这应该可行,但您可以在将逻辑应用到其他查询之前验证 CTE(唯一的变化是引用 CTE 而不是基础 table)。
作为查询:
with r as (
select room_id, min(start_dt) as start_dt, max(end_dt) as end_ddt
from (select r.*,
count(*) over (filter where prev_end_dt < start_dt) over (partition by room_id date_trunc('day', start_dt) order by start_dt) as grp
from (select r.*,
max(end_dt) over (partition by room_id, date_trunc('day', start_dt) rows between unbounded preceding and 1 preceding) as prev_end_dt
from rooms r
) r
) r
group by room_id, grp
)
select date_trunc('day', start_dt), room_id,
sum( least(extract(epoch from end_dt), v.epoch2) -
greatest(extract(epoch from start_dt), epoch1)
) as busy_seconds,
(epoch2 - epoch1 -
sum( least(extract(epoch from end_dt), v.epoch2) -
greatest(extract(epoch from start_dt), epoch1)
)
) as free_seconds
from r cross join
(values (extract(epoch from date_trunc('day', start_dt) + interval '7 hours 30 minutes'),
extract(epoch from date_trunc('day', start_dt) + interval '17 hour')
)
) v(epoch1, epoch2)
group by date_trunc('day', start_dt), room_id
这是本网站上一个 post 的延续:
我正在处理一个数据集,其中包含过去 5 年多个办公室的入住和退房时间。我被要求从事的项目之一是计算每个房间在不同时间范围内(每天、每周、每月等)忙碌和空闲的时间,假设设定的营业时间(早上 7:30 到下午 5 点)。 与我的上一个 post、 不同,存在时间范围重叠的实例。一天的数据集示例如下所示:
room_id check_in check_out
"Room D" "2014-07-18 12:23:00" "2014-07-18 12:54:00"
"Room D" "2014-07-19 09:16:00" "2014-07-19 10:30:00"
"Room D" "2014-07-19 09:10:00" "2014-07-19 10:30:00"
"Room D" "2014-07-18 08:45:00" "2014-07-18 22:40:00"
"Room 5" "2014-07-19 10:20:00" "2014-07-19 12:20:00"
"Room 5" "2014-07-18 07:59:00" "2014-07-18 09:00:00"
"Room 5" "2014-07-18 09:04:00" "2014-07-18 14:00:00"
"Room 5" "2014-07-18 07:59:00" "2014-07-18 10:00:00"
从我之前的 post 中,我得到了这段代码,它 完美地适用于没有重叠的所有实例 ,正如作者:
select date_trunc('day', start_dt), room_id,
sum( least(extract(epoch from end_dt), v.epoch2) -
greatest(extract(epoch from start_dt), epoch1)
) as busy_seconds,
(epoch2 - epoch1 -
sum( least(extract(epoch from end_dt), v.epoch2) -
greatest(extract(epoch from start_dt), epoch1)
)
) as free_seconds
from rooms r cross join
(values (extract(epoch from date_trunc('day', start_dt) + interval '7 hours 30 minutes'),
extract(epoch from date_trunc('day', start_dt) + interval '17 hour')
)
) v(epoch1, epoch2)
group by date_trunc('day', start_dt), room_id
但是,在深入研究我们的数据后,时间范围重叠的实例比我预期的要多。

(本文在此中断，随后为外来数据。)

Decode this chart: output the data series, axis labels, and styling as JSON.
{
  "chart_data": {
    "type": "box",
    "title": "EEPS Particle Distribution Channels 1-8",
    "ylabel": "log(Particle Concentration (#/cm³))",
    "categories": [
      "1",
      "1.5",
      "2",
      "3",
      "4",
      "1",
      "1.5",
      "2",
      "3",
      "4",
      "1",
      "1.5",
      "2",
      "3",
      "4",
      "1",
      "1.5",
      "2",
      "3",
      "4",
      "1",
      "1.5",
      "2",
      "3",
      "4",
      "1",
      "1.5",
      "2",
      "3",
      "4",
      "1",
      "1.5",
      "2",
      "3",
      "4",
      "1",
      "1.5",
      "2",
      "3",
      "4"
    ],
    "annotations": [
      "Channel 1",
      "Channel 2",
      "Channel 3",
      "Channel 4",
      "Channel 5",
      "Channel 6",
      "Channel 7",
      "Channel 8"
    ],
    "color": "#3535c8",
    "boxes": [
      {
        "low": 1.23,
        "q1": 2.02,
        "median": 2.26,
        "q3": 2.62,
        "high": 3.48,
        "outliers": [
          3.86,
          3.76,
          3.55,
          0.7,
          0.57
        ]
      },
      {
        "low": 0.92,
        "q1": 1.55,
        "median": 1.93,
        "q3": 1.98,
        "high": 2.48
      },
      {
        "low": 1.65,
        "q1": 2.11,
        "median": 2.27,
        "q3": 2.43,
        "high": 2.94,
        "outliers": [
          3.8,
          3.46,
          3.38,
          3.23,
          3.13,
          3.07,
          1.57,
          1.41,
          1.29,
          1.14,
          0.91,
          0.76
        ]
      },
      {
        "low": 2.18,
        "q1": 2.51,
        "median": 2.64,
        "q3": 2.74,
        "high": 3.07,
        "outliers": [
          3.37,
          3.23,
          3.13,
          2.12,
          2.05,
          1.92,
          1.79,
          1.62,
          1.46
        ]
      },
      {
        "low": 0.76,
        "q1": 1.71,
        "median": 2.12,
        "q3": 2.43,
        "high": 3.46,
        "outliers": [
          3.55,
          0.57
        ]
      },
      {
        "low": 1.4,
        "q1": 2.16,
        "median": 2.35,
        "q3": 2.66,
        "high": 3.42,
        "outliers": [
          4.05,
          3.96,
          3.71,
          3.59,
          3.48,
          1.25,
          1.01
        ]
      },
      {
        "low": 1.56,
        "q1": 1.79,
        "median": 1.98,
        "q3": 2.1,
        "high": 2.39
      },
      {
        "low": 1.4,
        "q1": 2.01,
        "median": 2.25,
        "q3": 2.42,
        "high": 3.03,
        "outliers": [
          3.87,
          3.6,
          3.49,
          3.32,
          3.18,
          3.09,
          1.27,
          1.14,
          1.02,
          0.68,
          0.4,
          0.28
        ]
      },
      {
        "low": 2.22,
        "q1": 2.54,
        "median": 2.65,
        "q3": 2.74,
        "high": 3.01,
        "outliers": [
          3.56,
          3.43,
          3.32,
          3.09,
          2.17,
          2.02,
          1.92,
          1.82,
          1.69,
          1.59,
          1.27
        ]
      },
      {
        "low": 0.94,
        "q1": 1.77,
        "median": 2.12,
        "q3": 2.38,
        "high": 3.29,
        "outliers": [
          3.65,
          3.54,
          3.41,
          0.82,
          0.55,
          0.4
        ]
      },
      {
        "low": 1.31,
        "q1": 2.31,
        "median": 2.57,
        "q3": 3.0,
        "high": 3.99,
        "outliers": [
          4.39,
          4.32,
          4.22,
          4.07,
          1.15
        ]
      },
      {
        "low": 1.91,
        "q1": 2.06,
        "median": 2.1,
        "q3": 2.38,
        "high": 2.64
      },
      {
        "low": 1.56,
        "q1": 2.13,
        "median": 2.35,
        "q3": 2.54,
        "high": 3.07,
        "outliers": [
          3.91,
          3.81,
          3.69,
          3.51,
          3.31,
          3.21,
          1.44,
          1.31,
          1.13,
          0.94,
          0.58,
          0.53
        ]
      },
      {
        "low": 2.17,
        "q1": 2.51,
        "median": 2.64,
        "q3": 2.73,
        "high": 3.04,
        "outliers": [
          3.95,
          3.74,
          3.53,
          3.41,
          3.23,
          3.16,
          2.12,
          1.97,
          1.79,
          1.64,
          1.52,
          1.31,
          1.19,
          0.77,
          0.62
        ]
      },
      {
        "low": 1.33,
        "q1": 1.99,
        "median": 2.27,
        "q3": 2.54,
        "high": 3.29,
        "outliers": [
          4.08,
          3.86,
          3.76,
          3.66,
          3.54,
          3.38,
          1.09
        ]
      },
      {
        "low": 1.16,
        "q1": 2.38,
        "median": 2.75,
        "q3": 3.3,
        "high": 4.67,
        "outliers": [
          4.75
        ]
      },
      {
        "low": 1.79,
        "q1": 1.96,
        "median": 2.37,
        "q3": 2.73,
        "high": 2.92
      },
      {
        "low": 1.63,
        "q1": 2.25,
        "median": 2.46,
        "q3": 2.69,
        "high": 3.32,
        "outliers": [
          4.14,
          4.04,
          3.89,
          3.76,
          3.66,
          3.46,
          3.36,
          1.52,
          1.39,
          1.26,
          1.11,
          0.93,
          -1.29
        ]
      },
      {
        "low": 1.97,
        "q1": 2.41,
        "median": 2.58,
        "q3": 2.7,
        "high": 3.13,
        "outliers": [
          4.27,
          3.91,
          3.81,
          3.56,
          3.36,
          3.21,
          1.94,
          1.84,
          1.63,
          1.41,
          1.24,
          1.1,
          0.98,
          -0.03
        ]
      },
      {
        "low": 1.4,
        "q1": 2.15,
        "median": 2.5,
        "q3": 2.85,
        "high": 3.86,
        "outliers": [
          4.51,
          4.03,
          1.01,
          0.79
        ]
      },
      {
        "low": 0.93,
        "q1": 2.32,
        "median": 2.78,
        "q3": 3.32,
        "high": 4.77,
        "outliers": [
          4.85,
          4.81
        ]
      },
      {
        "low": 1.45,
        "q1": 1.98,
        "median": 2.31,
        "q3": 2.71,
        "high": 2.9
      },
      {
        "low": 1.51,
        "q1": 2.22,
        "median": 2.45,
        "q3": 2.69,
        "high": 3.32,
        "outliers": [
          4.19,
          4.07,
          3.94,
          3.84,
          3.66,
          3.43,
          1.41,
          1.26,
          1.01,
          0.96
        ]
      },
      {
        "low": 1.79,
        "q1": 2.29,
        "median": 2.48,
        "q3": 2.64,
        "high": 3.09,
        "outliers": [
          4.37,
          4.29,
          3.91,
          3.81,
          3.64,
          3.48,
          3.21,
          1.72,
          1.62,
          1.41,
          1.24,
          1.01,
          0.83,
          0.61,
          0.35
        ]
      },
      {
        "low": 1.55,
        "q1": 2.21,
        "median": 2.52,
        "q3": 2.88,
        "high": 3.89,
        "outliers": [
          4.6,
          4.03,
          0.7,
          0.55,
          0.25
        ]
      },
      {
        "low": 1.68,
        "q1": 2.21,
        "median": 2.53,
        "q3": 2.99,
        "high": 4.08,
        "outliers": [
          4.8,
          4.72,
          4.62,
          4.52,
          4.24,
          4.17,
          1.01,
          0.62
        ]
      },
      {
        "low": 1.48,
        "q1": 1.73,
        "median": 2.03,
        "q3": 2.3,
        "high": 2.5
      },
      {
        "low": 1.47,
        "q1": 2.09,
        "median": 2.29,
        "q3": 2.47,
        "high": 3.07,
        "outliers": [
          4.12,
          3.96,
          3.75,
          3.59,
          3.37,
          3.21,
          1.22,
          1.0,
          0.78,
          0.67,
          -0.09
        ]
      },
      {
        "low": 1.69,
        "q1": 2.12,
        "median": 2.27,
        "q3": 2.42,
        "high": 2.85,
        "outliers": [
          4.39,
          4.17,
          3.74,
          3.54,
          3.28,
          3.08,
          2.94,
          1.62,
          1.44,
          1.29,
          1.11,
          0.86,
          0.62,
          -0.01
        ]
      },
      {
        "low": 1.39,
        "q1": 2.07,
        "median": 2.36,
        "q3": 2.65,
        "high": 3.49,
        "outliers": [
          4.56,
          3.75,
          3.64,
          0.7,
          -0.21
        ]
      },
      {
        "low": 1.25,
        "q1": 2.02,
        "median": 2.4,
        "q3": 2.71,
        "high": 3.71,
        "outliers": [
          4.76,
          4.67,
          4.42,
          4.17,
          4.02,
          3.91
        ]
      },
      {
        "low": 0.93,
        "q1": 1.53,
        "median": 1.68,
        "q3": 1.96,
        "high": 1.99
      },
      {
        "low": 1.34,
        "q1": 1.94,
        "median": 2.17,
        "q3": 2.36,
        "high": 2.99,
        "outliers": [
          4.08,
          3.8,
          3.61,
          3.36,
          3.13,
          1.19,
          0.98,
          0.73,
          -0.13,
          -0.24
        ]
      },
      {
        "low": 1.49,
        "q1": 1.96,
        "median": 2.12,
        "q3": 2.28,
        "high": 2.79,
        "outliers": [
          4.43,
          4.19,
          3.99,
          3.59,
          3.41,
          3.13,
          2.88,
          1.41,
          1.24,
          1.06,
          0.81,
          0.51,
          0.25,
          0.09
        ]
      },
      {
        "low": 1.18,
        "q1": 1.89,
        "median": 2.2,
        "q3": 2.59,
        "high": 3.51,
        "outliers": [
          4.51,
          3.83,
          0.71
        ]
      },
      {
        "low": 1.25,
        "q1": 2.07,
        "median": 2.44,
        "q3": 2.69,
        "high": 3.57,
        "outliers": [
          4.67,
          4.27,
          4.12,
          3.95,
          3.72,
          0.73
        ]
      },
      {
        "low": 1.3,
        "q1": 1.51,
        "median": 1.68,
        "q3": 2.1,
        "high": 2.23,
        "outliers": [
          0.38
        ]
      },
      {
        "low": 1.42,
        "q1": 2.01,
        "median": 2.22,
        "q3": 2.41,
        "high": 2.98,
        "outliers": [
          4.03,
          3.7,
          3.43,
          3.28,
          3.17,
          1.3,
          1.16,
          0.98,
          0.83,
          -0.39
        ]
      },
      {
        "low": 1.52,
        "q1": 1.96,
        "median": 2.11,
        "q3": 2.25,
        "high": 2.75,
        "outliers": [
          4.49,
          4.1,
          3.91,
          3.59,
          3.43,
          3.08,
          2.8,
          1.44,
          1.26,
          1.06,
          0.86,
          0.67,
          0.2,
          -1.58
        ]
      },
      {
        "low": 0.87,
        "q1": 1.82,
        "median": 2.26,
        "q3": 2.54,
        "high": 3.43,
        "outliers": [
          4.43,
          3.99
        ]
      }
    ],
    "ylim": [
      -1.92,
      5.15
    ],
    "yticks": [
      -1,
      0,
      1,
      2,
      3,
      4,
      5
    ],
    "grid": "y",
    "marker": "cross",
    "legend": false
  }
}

这是我想从上面的示例数据中检索的目标输出:
target_day room_id busy_time Free Time
2014-07-18 Room D 8.25 1.25
2014-07-19 Room 4 1.33 8.17
2014-07-18 Room 5 8 1.5
2014-07-19 Room 5 2 7.5
我现在正在学习 PostgreSQL,所以这个问题有点让我头疼。任何帮助或指导将不胜感激!
为了解决差距,我建议首先将它们结合起来——比如使用 CTE。逻辑如下:
- 查看给定行之前的最大结束日期(对于同一房间和同一时间。
- 在上一个最大结束日期和开始日期之间存在差距的地方进行累计。
- 使用此聚合 room_id 来计算新的开始和结束时间。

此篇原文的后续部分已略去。